Another Place, Another Time, Another Me
I’m at a high school basketball game. Not at my high school, though. The gym is full, the lobby buzzing at halftime. I’m standing outside the girls’ bathroom, waiting for my friend, when a fan from the other team sticks a lighted cigarette in my hand. “Hold this for me. I’ll be right back.” And she walks into the bathroom.
I stand there, doing as she says, feeling like an idiot. I should just drop the damn thing to the ground, stomp it out, and walk away.
That girl can’t be mad at me personally. And even if she is mad enough to spread ugly rumors, she doesn't know my name and couldn’t pick me out from the multitude of other girls with long, straight hair, waiting on the green flecked linoleum flooring, leaning against the ash-green-painted cinderblock walls.
But my friend still hasn’t resurfaced yet, so there I wait, the grey wisps curling
from the lit tip that’s slightly warming my fingers and starting to make me the
least bit nauseous. And there I stand, expecting some person I know to walk up and ask when I
started smoking.
Of course, I didn’t. I’m the one who nagged my mom to stop until she finally quit last year. Who wants their mother to die from a potentially avoidable disease?
The voices grow louder to rise above the Fight Song playing from just inside the banks of steel doors that lead into the gym. It’s the signal that halftime is almost over. People start filing inside. Where’s my friend? Where’s Cigarette Girl?
I’m just about to drop that cigarette when someone—that girl—grabs it from my hand without a thanks. She and her friends are laughing as they head toward the doors on the opposite wall, leading outside where they can, undoubtedly, finish their cigarettes in the sub-freezing night. There’s no smoking inside the gym, so the signs say.
Finally, my friend comes out with some seemingly plausible explanation for her delay, the band and the cheers drowning out half her words. Doesn’t matter. We go back and join our other friends on the wooden bleachers, our favorite first hangout on Friday nights that winter.

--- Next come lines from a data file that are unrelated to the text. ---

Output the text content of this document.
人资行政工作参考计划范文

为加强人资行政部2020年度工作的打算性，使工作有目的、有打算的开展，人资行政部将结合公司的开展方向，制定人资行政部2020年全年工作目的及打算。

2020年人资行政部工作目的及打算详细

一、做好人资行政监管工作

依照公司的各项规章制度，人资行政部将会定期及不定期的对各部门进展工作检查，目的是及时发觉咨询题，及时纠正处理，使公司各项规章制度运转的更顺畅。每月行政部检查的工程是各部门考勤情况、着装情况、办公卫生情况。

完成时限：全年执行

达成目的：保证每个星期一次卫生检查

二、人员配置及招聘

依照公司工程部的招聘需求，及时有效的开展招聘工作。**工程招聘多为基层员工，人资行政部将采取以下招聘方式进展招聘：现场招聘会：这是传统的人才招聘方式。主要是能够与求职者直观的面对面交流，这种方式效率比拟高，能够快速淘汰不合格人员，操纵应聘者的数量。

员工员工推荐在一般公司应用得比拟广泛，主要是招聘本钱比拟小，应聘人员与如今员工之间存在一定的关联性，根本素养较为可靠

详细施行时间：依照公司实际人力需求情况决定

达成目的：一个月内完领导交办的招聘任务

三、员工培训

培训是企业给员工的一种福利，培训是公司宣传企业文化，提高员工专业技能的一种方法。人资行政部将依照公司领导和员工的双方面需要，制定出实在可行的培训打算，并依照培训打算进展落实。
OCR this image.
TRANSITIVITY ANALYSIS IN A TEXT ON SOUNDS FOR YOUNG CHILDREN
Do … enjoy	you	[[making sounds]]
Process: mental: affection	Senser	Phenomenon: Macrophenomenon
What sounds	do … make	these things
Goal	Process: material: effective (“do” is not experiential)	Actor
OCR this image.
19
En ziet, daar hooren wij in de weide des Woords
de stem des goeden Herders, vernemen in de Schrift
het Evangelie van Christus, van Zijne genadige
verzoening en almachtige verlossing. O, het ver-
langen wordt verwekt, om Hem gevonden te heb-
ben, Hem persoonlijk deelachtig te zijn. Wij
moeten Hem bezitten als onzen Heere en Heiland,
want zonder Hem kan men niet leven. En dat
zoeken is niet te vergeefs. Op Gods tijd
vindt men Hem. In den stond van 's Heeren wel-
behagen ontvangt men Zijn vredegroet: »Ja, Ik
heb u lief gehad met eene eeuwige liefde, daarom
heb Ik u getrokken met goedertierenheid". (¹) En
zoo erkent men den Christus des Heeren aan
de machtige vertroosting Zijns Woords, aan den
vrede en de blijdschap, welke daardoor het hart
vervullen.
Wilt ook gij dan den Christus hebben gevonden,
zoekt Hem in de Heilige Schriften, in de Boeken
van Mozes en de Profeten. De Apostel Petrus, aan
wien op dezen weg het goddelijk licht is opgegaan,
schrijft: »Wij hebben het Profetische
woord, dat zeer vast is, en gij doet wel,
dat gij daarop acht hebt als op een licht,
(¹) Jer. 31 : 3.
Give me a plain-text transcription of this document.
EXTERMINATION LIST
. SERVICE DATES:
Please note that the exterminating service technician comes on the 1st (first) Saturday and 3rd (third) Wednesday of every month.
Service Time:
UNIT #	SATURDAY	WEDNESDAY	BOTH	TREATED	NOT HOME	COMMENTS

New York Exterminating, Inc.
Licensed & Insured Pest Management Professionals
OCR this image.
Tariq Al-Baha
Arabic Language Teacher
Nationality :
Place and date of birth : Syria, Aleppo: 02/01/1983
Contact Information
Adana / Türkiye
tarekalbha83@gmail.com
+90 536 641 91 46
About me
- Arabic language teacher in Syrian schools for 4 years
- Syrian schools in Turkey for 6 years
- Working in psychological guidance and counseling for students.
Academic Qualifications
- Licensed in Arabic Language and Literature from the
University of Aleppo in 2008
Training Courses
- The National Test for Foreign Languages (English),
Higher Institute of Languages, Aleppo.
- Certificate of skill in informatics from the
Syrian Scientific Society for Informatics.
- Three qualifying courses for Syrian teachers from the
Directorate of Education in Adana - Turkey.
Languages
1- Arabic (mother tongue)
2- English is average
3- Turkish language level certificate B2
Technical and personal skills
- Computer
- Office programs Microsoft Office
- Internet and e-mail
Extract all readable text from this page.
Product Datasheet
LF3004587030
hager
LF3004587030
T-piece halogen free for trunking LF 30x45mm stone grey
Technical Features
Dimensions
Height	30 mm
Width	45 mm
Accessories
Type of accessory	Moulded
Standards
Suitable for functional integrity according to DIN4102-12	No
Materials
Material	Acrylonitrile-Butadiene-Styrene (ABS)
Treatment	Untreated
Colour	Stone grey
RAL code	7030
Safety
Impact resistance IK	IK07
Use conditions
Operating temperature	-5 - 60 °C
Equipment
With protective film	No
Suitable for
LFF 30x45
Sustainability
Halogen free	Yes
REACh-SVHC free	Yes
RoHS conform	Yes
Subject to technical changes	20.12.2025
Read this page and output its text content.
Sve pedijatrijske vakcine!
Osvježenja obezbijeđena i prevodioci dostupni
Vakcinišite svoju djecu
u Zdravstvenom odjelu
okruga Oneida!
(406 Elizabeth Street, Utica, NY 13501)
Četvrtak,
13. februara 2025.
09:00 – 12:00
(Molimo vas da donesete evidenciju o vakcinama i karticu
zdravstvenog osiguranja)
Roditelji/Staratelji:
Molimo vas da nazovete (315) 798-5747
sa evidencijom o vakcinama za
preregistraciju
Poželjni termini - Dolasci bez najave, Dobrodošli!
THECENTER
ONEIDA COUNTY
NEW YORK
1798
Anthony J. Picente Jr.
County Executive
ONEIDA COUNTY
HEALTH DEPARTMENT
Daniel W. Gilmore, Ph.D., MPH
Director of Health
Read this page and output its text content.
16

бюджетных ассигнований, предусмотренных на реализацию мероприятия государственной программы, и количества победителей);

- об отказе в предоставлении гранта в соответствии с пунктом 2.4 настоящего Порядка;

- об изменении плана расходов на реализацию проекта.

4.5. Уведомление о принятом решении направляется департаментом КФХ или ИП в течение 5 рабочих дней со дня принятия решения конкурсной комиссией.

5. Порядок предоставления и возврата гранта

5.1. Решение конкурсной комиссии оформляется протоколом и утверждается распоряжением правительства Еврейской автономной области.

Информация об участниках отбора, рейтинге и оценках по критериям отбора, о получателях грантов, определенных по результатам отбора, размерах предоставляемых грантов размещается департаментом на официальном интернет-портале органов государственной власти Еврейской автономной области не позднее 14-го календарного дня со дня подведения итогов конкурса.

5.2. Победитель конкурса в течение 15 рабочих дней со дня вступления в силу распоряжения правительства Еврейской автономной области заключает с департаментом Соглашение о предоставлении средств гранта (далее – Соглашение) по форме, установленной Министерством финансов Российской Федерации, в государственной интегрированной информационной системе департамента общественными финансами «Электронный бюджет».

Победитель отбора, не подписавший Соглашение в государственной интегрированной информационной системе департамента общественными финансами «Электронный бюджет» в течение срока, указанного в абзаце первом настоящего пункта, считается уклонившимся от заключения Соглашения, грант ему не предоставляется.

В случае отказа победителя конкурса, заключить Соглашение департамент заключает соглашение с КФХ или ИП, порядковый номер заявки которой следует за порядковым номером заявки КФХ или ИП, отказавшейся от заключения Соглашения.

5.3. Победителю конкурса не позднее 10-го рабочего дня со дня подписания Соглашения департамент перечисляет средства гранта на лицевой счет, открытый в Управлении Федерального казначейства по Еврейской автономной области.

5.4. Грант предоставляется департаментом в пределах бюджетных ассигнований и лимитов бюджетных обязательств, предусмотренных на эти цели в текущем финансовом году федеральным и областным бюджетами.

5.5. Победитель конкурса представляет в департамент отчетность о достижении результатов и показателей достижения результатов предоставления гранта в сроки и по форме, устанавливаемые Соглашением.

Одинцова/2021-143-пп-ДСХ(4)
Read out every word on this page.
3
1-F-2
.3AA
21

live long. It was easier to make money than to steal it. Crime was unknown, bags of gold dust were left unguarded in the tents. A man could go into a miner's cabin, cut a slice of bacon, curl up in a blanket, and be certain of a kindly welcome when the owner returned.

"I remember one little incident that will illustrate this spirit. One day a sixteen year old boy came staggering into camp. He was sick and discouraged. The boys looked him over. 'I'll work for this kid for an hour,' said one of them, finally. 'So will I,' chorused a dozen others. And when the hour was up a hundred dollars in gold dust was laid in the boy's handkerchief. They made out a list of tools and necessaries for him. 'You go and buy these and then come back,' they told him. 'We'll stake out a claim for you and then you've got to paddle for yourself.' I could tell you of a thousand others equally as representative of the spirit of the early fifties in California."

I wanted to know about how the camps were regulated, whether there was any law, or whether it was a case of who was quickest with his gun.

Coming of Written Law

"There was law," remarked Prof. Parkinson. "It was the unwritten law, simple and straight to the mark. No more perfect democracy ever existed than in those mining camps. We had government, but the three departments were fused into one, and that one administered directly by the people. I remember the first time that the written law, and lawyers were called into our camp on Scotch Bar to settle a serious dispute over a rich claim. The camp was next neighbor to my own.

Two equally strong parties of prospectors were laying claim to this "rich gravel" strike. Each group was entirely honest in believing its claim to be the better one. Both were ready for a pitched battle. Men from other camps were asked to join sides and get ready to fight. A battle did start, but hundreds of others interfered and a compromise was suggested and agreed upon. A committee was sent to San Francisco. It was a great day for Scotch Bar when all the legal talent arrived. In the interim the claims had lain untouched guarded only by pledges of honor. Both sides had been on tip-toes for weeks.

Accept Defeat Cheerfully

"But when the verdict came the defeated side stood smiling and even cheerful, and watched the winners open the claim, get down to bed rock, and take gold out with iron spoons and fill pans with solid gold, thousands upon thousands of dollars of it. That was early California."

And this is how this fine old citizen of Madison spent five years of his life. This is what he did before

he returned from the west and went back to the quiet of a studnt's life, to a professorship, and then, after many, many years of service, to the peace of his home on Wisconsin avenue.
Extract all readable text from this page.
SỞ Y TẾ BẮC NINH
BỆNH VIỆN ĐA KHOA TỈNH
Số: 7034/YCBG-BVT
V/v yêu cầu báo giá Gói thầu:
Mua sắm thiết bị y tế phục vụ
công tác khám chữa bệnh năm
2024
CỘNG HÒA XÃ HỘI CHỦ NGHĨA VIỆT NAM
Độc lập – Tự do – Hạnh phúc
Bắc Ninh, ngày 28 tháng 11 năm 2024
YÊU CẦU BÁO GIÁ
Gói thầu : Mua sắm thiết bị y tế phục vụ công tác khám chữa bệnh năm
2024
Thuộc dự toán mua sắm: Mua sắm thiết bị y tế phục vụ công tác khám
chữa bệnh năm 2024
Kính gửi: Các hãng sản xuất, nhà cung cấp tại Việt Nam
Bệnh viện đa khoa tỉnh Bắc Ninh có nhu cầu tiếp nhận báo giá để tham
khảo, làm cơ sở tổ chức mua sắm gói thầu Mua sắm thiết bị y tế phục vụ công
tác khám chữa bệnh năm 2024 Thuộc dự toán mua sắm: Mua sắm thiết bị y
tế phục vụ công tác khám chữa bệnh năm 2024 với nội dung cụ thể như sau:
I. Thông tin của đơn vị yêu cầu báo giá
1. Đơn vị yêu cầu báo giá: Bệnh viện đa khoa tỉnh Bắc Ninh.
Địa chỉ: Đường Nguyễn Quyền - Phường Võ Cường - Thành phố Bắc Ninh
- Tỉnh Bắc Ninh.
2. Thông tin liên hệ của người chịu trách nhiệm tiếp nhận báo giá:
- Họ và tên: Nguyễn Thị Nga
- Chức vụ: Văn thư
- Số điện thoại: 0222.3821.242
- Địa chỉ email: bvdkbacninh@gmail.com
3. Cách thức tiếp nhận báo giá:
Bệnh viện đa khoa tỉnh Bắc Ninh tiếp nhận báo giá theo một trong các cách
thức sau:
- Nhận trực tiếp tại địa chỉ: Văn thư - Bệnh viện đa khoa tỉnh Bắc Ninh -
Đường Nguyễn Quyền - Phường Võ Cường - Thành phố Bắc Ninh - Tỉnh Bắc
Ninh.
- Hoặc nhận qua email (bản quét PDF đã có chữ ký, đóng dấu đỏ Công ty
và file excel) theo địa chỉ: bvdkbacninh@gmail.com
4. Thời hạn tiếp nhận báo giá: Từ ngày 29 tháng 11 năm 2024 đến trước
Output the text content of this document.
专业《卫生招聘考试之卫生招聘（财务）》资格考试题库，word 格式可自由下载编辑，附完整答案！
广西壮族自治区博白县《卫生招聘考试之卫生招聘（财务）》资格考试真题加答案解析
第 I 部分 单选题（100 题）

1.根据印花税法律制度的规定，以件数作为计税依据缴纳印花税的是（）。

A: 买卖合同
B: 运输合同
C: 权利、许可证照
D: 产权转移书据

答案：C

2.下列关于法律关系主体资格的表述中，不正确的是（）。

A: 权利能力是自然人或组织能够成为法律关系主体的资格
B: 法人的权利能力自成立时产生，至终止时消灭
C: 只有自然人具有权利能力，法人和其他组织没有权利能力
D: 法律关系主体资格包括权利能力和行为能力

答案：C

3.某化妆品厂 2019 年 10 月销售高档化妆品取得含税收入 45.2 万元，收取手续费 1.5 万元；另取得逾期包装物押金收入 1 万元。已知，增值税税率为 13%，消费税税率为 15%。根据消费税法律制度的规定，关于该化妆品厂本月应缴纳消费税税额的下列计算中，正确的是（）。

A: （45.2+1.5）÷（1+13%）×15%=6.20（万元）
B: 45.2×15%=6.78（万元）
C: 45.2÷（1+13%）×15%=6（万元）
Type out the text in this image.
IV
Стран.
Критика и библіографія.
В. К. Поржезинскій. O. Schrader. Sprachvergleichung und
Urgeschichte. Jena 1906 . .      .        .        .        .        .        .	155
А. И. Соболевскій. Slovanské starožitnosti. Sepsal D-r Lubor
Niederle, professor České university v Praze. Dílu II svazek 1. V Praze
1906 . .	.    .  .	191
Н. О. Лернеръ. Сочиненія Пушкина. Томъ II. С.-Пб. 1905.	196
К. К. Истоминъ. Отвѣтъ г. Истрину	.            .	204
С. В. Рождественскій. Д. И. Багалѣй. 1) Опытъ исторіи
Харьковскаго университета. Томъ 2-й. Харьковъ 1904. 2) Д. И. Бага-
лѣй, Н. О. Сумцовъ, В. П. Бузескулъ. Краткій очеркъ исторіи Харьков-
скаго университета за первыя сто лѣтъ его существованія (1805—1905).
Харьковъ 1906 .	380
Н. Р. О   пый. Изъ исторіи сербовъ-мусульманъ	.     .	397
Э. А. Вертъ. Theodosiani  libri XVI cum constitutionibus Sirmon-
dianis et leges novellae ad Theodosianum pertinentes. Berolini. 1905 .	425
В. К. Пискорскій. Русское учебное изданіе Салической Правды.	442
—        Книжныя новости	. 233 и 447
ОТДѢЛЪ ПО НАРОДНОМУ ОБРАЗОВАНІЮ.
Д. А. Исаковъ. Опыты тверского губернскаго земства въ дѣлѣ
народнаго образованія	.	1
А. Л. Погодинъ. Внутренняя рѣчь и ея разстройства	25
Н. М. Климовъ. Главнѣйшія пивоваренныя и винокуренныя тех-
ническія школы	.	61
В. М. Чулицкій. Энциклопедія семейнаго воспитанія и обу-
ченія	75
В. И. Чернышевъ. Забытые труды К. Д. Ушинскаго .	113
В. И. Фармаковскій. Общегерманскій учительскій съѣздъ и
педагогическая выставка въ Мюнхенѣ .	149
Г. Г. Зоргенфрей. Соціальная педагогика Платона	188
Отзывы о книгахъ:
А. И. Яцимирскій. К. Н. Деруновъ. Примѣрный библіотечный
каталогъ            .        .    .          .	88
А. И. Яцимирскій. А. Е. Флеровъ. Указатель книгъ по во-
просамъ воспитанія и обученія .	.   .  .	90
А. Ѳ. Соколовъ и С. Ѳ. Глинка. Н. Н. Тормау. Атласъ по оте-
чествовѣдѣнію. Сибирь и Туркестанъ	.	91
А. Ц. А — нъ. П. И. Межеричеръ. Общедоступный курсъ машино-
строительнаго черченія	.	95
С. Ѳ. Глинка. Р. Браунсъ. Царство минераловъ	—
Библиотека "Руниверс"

Inside that stuffy gym with the game heating up, it's easy to ignore the smell of athletic sweat. Even easier to forget it after our team wins.
But why do I feel like I lost a little something? If only I’d stomped out that
cigarette.
Jody Feldman, who is so glad that the smoking part of this scene is history, would definitely have reacted differently to that girl today. So that would have changed. What wouldn't? She'd still be going to as many football and basketball games as she could with her friends.